Solamente leí el titulo y ya me imagine quién lo posteaba.

Esta interesante.
La forma de excitar el transformador la conocía, pero nunca vi superpuestas (En válvulas) los 2 modos de realimentación corriente y tensión.

En algún lado yo había escrito algo sobre las "Exóticas" formas de alimentar al transformador de salida, esta era una de ellas.

Pregunta descolgada 1: ¿ Cuanto vale una KT66, KT88 o una simple 6L6 ?
Pregunta descolgada 2: ¿ Se consiguen aún ? (Si se consiguen ya que se emplean en equipos nuevos), pero un simple mortal las ¿ Puede conseguir ?


----------



## fermarlo (Oct 4, 2008)

Aquí, en España, se consiguen a precios muy asequibles:

KT 66, unos 28 €, KT 88 45 € y 6L6 sobre los 20 €. Son todas de fabricación rusa aunque las KT 66 y 88 vienen con la marca Gold Lion y son de excelente calidad. Las 6L6 son de Tung-Sol "remakeadas" también de muy buena calidad.

Saludos.


----------



## Fogonazo (Oct 4, 2008)

fermarlo dijo:
			
		

> .......Las 6L6 son de *Tung*-Sol "remakeadas" también de muy buena calidad......
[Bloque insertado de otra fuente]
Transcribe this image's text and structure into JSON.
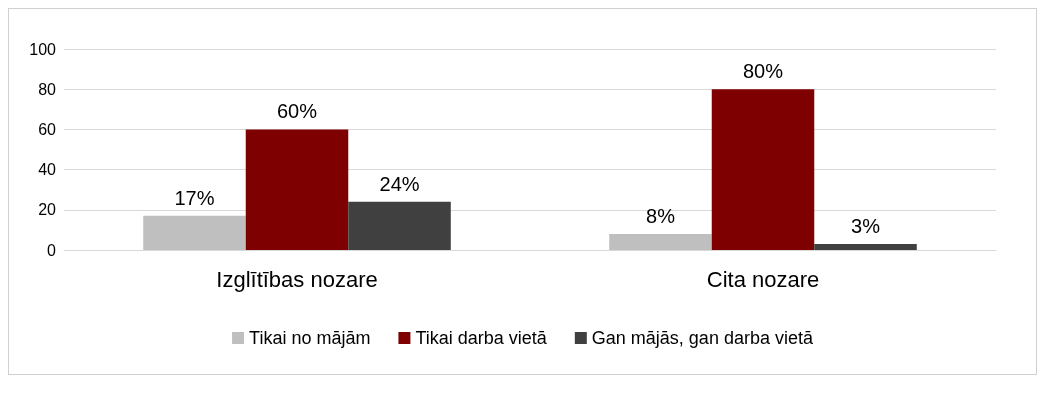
{
  "chart_data": {
    "type": "bar",
    "categories": [
      "Izglītības nozare",
      "Cita nozare"
    ],
    "series": [
      {
        "name": "Tikai no mājām",
        "color": "#bfbfbf",
        "values": [
          17,
          8
        ],
        "value_labels": [
          "17%",
          "8%"
        ]
      },
      {
        "name": "Tikai darba vietā",
        "color": "#7f0000",
        "values": [
          60,
          80
        ],
        "value_labels": [
          "60%",
          "80%"
        ]
      },
      {
        "name": "Gan mājās, gan darba vietā",
        "color": "#404040",
        "values": [
          24,
          3
        ],
        "value_labels": [
          "24%",
          "3%"
        ]
      }
    ],
    "ylim": [
      0,
      100
    ],
    "yticks": [
      0,
      20,
      40,
      60,
      80,
      100
    ],
    "grid": "y",
    "legend": "bottom"
  }
}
Yo empleaba una marca: Tungsram, de horigen Húngaro (Creo) y me dieron resultados muy buenos, tal vez sea de la misma procedencia ¿?


----------



## fermarlo (Oct 4, 2008)

Tung-Sol era una famosa marca de válvulas americana que a finales de los 70's abandonó la producción de las mismas y cerró, al igual que RCA, Genalex (Gold Lion), Mullard, Telefunken, etc.
Los rusos (Reflektor) compraron los derechos de marca de Tung-Sol, Gold Lion y Mulllard. Continuan fabricando válvulas con estas marcas aunque nada tienen que ver con las originales a pesar de ser de una calidad más que decente. Las escasas  válvulas originales de estas marcas que aún quedan en el mercado se cotizan a precios astronómicos.
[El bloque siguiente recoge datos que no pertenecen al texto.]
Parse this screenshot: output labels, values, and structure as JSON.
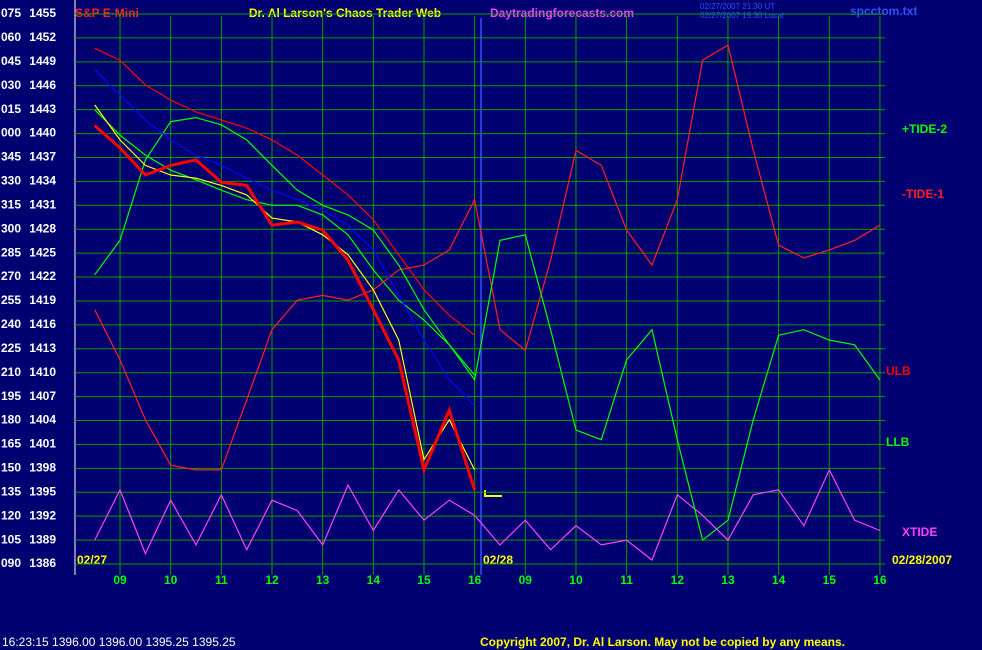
{
  "chart_data": {
    "type": "line",
    "title": "Dr. Al Larson's Chaos Trader Web",
    "instrument": "S&P E-Mini",
    "website": "Daytradingforecasts.com",
    "timestamps": [
      "02/27/2007 21:30 UT",
      "02/27/2007 15:30 Local"
    ],
    "file_name": "spcctom.txt",
    "status_line": "16:23:15  1396.00 1396.00 1395.25 1395.25",
    "copyright": "Copyright 2007, Dr. Al Larson. May not be copied by any means.",
    "date_labels": [
      "02/27",
      "02/28",
      "02/28/2007"
    ],
    "categories": [
      null,
      "09",
      null,
      "10",
      null,
      "11",
      null,
      "12",
      null,
      "13",
      null,
      "14",
      null,
      "15",
      null,
      "16",
      null,
      "09",
      null,
      "10",
      null,
      "11",
      null,
      "12",
      null,
      "13",
      null,
      "14",
      null,
      "15",
      null,
      "16"
    ],
    "ylim": [
      1386,
      1455
    ],
    "yticks": [
      1455,
      1452,
      1449,
      1446,
      1443,
      1440,
      1437,
      1434,
      1431,
      1428,
      1425,
      1422,
      1419,
      1416,
      1413,
      1410,
      1407,
      1404,
      1401,
      1398,
      1395,
      1392,
      1389,
      1386
    ],
    "angle_labels": [
      "075",
      "060",
      "045",
      "030",
      "015",
      "000",
      "345",
      "330",
      "315",
      "300",
      "285",
      "270",
      "255",
      "240",
      "225",
      "210",
      "195",
      "180",
      "165",
      "150",
      "135",
      "120",
      "105",
      "090"
    ],
    "grid": true,
    "series": [
      {
        "color": "#ff0000",
        "values": [
          1441,
          1438.2,
          1434.8,
          1436,
          1436.7,
          1433.9,
          1433.5,
          1428.5,
          1428.9,
          1427.9,
          1424.1,
          1417.9,
          1411.6,
          1397.8,
          1405.3,
          1395.3,
          null,
          null,
          null,
          null,
          null,
          null,
          null,
          null,
          null,
          null,
          null,
          null,
          null,
          null,
          null,
          null
        ]
      },
      {
        "color": "#ffff00",
        "values": [
          1443.6,
          1439.2,
          1436,
          1434.8,
          1434.4,
          1433.5,
          1432.3,
          1429.4,
          1428.9,
          1427.3,
          1424.8,
          1420.4,
          1414.1,
          1399.1,
          1404.1,
          1397.8,
          null,
          null,
          null,
          null,
          null,
          null,
          null,
          null,
          null,
          null,
          null,
          null,
          null,
          null,
          null,
          null
        ]
      },
      {
        "color": "#0000ff",
        "values": [
          1448,
          1444.8,
          1441.7,
          1439.2,
          1437.3,
          1436,
          1434.4,
          1432.9,
          1431.7,
          1430.4,
          1428.5,
          1425.4,
          1419.7,
          1414.1,
          1409.1,
          1405.9,
          null,
          null,
          null,
          null,
          null,
          null,
          null,
          null,
          null,
          null,
          null,
          null,
          null,
          null,
          null,
          null
        ]
      },
      {
        "name": "+TIDE-2",
        "color": "#00ff00",
        "values": [
          1422.3,
          1426.6,
          1436.7,
          1441.5,
          1442,
          1441.1,
          1439.2,
          1436,
          1432.9,
          1431,
          1429.8,
          1427.9,
          1423.5,
          1417.9,
          1413.5,
          1409.1,
          1426.6,
          1427.3,
          1415.4,
          1402.8,
          1401.6,
          1411.6,
          1415.4,
          1401.6,
          1389,
          1391.5,
          1404.1,
          1414.7,
          1415.4,
          1414.1,
          1413.5,
          1409.1
        ]
      },
      {
        "name": "-TIDE-1",
        "color": "#ff2020",
        "values": [
          1417.9,
          1411.6,
          1404.1,
          1398.4,
          1397.8,
          1397.8,
          1406.6,
          1415.4,
          1419.1,
          1419.7,
          1419.1,
          1420.4,
          1422.9,
          1423.5,
          1425.4,
          1431.7,
          1415.4,
          1412.8,
          1424.1,
          1437.9,
          1436,
          1427.9,
          1423.5,
          1431.7,
          1449.2,
          1451.1,
          1437.9,
          1426,
          1424.4,
          1425.4,
          1426.6,
          1428.5
        ]
      },
      {
        "name": "ULB",
        "color": "#ff0000",
        "values": [
          1450.7,
          1449.2,
          1446.1,
          1444.2,
          1442.7,
          1441.7,
          1440.7,
          1439.2,
          1437.3,
          1434.8,
          1432.3,
          1429.2,
          1424.8,
          1420.4,
          1417.2,
          1414.7,
          null,
          null,
          null,
          null,
          null,
          null,
          null,
          null,
          null,
          null,
          null,
          null,
          null,
          null,
          null,
          null
        ]
      },
      {
        "name": "LLB",
        "color": "#00ff00",
        "values": [
          1443,
          1439.8,
          1437.3,
          1435.4,
          1434.2,
          1432.9,
          1431.7,
          1431,
          1431,
          1429.8,
          1427.3,
          1422.9,
          1419.1,
          1416.6,
          1413.5,
          1409.7,
          null,
          null,
          null,
          null,
          null,
          null,
          null,
          null,
          null,
          null,
          null,
          null,
          null,
          null,
          null,
          null
        ]
      },
      {
        "name": "XTIDE",
        "color": "#ff40ff",
        "values": [
          1389,
          1395.3,
          1387.3,
          1394,
          1388.4,
          1394.7,
          1387.8,
          1394,
          1392.7,
          1388.4,
          1395.9,
          1390.2,
          1395.3,
          1391.5,
          1394,
          1392.1,
          1388.4,
          1391.5,
          1387.8,
          1390.8,
          1388.4,
          1389,
          1386.5,
          1394.7,
          1392.1,
          1389,
          1394.7,
          1395.3,
          1390.8,
          1397.8,
          1391.5,
          1390.2
        ]
      }
    ]
  }
}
Tungsram era una marca húngara que producía válvulas de calidad media-baja que cerró sus puertas a mediados de los 80's. Una lástima ya que hoy día sólo fabrican válvulas los chinos y rusos.

Saludos.


----------



## hazard_1998 (Oct 4, 2008)

existe tambien una marca llamada Svetlana que si no me equivoco es checa, los rusos fabrican muchas valvulas, una de las marcas que se consiguen aca en argentina es la SOVTEK, tambien se consiguen Silvania, y ademas quedan dando vueltas muchas NOS de marca philips (MINIWATT).

( personalmente las 6l6gc yo compre hace un tiempo un par de 5881 de sovtek a unos u$40 el par)

fogonazo, el libro del que salio ese esquema lo tengo fotocopiado pero no tengo el autor ni el titulo, lamentablemente.
por eso ni bien pueda transcribire el articulo, que esta muuuy completo e interesante
(posee curvas, datos y no se si las formulas para calcular el transformador tambien)


----------



## fermarlo (Oct 4, 2008)

Las Svetlana, al igual que Sovtek son rusas y todas provienen de la fábrica que Reflektor tiene en San Petersburgo.
Sylvania poco antes de cerrar cambió su nombre por el de ECG al cual se unió Philips con el objetivo de seguir fabricando válvulas de repuesto para los equipos militares USA, denominación JAN (Joint Army Navy) que son conocidas en el mercado tanto por la marca Philips-ECG como por su baja calidad. Siguen siendo las Sylvania de toda la vida, pero mucho peor fabricadas.
A mediados de los 80's Philips-ECG suspendió la fabricación de válvulas.

Saludos.

PD. Por cierto, Svetlana es un nombre ruso de mujer.


----------



## hazard_1998 (Oct 4, 2008)

fermarlo, toda la razon, se me confundio con otras marcas

JJ tubes (eslovakia) www.jjtubes.eu (aparentemente algunos la llaman jj tesla) :S


----------



## fermarlo (Oct 5, 2008)

Se me olvidó comentar este par de marcas: la que tú mencionas, JJ, de calidad bastante buena y la yugoslava Ei que, cuando Philips-Miniwatt cerró sus plantas de producción de válvulas en Holanda, adquirió la maquinaria de ésta y continuó con la fabricación de válvulas que resultaron bastante malas debido a la calidad de los materiales empleados por lo que cesaron de producirlas. Según leí hace poco, van a reanudar la producción con mejor calidad.

Un saludo!


----------